The simulation can be conducted as below. First, the individual functions simulate iid normal “returns” matrix for given dimensions T and N. Next, optimal weights are computed using either the variance-covariance matrix or the Ledoit-Wolf shrinkage equivalent. If you want to generate results that can be replicated, use the function set.seed(). It takes any integer as input and ensures that whoever runs this code afterward retrieves the same random numbers within the simulation. Otherwise (or if you change “2023” to an arbitrary other value), there will be some variation in the results because of the random sampling of returns.

set.seed(2023)

generate_returns <- function(T, N) matrix(rnorm(T * N), nc = N)

# Minimum variance portfolio weights
compute_mvp_sample <- function(mat){
  w <- solve(cov(mat))%*% rep(1,ncol(mat))
  return(w/sum(w))
}
compute_mvp_lw <- function(mat){
  w <- solve(compute_ledoit_wolf(mat))%*% rep(1,ncol(mat))
  return(w/sum(w))
}

eval_weight <- function(w) length(w)^2 * sum((w - 1/length(w))^2)
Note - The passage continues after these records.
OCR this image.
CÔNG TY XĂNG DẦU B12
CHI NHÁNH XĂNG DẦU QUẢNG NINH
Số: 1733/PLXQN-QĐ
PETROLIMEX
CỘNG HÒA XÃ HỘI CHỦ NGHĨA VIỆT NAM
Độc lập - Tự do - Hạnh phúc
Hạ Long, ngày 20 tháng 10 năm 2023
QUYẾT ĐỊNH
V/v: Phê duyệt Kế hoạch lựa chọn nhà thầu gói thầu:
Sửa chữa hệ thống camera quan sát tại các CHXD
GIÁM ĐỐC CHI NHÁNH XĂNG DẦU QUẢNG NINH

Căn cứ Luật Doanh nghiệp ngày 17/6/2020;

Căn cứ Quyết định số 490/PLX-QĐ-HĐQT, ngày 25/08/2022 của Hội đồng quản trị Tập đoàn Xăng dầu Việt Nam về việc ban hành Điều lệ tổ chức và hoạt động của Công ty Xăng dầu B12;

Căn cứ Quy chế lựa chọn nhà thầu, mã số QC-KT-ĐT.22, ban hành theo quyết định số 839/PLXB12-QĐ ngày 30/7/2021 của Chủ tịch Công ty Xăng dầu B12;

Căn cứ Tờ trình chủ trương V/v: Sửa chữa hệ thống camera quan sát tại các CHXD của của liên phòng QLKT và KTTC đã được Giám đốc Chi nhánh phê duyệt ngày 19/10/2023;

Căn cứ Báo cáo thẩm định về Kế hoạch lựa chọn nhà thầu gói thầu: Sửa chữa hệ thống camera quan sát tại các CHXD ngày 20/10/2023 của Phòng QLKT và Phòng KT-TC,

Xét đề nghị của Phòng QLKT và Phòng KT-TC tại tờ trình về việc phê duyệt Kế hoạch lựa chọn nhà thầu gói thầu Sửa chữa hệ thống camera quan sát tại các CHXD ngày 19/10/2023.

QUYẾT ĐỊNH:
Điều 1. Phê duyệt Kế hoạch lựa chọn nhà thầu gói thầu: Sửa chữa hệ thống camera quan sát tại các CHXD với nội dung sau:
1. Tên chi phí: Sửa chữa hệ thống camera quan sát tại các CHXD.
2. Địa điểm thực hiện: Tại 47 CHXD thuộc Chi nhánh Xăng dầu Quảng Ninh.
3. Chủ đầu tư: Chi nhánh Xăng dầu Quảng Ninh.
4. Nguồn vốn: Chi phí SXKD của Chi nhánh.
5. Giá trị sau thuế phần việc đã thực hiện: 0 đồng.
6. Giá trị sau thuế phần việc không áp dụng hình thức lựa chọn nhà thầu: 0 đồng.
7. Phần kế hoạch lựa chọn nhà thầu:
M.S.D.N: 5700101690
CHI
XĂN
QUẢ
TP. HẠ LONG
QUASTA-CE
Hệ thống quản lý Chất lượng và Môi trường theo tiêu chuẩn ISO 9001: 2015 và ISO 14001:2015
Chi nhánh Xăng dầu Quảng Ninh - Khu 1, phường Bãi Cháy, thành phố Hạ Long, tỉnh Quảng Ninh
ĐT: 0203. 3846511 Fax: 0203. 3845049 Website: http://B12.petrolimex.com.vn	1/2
Note that I evaluate weights based on the squared deviations from the naive portfolio (the minimum variance portfolio in the case of iid returns). The scaling length(w)^2 is just there to penalize larger dimensions harder.

simulation <- function(T = 100, N = 70){
  simulation_rounds <- 50 
  tmp <- matrix(NA, nc = 2, nr = simulation_rounds)
  for(i in 1:simulation_rounds){
    mat <- generate_returns(T, N)
    w_lw <- compute_mvp_lw(mat)
    if(N < T) w_sample <- compute_mvp_sample(mat)
    if(N >= T) w_sample <- rep(NA, N)
    tmp[i, 1] <- eval_weight(w_lw)
    tmp[i, 2] <- eval_weight(w_sample)
  }
  tibble(model = c("Shrinkage", "Sample"), error = colMeans(tmp), N = N, T = T)
}

result <- bind_rows(simulation(100, 60),
                    simulation(100, 70),
                    simulation(100, 80),
                    simulation(100, 90),
                    simulation(100, 100),
                    simulation(100, 150))

result |> 
  pivot_wider(names_from = model, values_from = error) |>
  knitr::kable(digits = 2, "pipe")

N	T	Shrinkage	Sample
60	100	1.30	89.59
70	100	1.51	164.15
80	100	1.60	305.91
90	100	1.99	874.19
100	100	2.23	NA
150	100	3.29	NA

The results show a couple of interesting results: First, the sample variance-covariance matrix breaks down if \(N > T\) - no unique minimum variance portfolio anymore. On the contrary, Ledoit-Wolf-like shrinkage retains the positive definiteness of the estimator even if \(N > T\). Further, the (scaled) mean-squared error of the portfolio weights relative to the theoretically optimal naive portfolio is way smaller for the Shrinkage version. Although the variance-covariance estimator is biased, the variance of the estimator is reduced substantially and thus provides more robust portfolio weights.